From an employer’s/carrier’s perspective the above decision represents a welcome application of the standard set forth by the Court of Appeals in Zamora. In choosing to suspend lost wage benefits to the claimant, the board panel has sent a clear message that even permanently disabled claimants who are forced to involuntarily retire from their employment will be required to conduct a good-faith search for employment within their restrictions in order to remain eligible for ongoing wage replacement benefits.

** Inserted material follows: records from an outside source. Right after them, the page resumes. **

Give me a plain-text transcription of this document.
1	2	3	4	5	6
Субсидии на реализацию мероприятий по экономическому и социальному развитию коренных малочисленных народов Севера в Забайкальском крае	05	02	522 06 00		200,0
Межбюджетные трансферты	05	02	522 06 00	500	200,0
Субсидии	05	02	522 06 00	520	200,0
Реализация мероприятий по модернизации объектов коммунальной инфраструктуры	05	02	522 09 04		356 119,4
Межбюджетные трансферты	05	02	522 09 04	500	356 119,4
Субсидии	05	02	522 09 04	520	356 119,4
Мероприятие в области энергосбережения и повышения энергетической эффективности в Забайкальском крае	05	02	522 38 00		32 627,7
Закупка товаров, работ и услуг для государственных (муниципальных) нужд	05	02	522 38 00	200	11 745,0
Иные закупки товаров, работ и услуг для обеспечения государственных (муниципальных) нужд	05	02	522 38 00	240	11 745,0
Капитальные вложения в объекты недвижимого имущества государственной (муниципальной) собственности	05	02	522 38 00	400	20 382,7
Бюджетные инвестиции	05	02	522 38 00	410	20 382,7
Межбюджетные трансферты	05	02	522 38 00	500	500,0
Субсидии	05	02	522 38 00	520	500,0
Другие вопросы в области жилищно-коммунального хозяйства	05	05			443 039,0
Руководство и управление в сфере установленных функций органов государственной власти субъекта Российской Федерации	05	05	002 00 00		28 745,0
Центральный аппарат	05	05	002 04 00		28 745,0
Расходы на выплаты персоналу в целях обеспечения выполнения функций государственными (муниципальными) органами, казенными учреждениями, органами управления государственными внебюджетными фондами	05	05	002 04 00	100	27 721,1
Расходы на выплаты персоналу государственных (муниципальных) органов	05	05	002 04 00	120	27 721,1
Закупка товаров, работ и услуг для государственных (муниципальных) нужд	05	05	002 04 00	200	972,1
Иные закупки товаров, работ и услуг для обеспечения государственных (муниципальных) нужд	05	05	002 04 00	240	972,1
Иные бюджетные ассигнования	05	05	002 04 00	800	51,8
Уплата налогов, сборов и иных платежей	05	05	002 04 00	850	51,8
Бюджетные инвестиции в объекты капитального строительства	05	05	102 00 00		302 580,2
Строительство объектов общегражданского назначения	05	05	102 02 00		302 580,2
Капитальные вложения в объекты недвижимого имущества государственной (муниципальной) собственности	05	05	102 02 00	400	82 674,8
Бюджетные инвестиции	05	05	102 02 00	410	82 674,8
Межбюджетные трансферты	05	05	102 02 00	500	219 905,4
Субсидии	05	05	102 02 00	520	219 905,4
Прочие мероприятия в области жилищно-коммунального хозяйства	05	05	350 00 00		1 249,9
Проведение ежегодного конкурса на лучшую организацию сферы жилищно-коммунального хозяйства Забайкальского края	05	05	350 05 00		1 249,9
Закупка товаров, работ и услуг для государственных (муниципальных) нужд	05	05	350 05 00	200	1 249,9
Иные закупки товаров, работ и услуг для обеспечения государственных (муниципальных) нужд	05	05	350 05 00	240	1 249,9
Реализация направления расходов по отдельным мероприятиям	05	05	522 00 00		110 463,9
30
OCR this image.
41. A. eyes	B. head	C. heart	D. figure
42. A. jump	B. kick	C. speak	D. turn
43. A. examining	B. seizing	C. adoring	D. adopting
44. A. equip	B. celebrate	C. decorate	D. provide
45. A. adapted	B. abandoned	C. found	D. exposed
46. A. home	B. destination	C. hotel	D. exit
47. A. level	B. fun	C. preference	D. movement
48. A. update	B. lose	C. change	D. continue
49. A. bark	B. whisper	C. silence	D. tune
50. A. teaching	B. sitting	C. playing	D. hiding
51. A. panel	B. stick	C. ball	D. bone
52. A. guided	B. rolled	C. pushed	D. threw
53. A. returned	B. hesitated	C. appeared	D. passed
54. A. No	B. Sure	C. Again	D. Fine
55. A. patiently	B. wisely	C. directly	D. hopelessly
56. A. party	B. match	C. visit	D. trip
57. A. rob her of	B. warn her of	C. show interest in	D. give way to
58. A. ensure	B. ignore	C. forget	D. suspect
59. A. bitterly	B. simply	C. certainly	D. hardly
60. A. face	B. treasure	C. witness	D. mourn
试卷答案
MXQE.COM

It is hoped that the board will continue to follow this standard.

eClaims: Bringing Workers’ Compensation Claims into the 21st Century

As part of the New York Workers’ Compensation Board’s attempt to modernize its operations, the eClaims system is on its way in 2013-2014 pursuant to last year’s WCB mandate. Gaining familiarity with this system should be a priority for both insurance claims representatives and legal practitioners alike as significant changes are forthcoming to how insurance carriers communicate with the WCB. The changes will not yet directly effect reporting by medical professionals and claimants or their representatives.

The most useful starting point for becoming familiarized with the upcoming changes is the blue box in the lower right corner labeled “eClaims” at the home screen of the WCB’s website (www.wcb.ny.gov). Numerous updates were issued on February 28, 2013. As the board’s website advises:

The board is adopting a

national standard for claim administrators to electronically submit employer claims data. The standard is the International Association of Industrial Accident Boards and Commissions’ (IAIABC) Claims Electronic Data Interchange (EDI) Release 3.0. This electronic filing of claims data will be implemented in phases, beginning in spring 2013, and will provide timely, accurate, and credible electronic reporting.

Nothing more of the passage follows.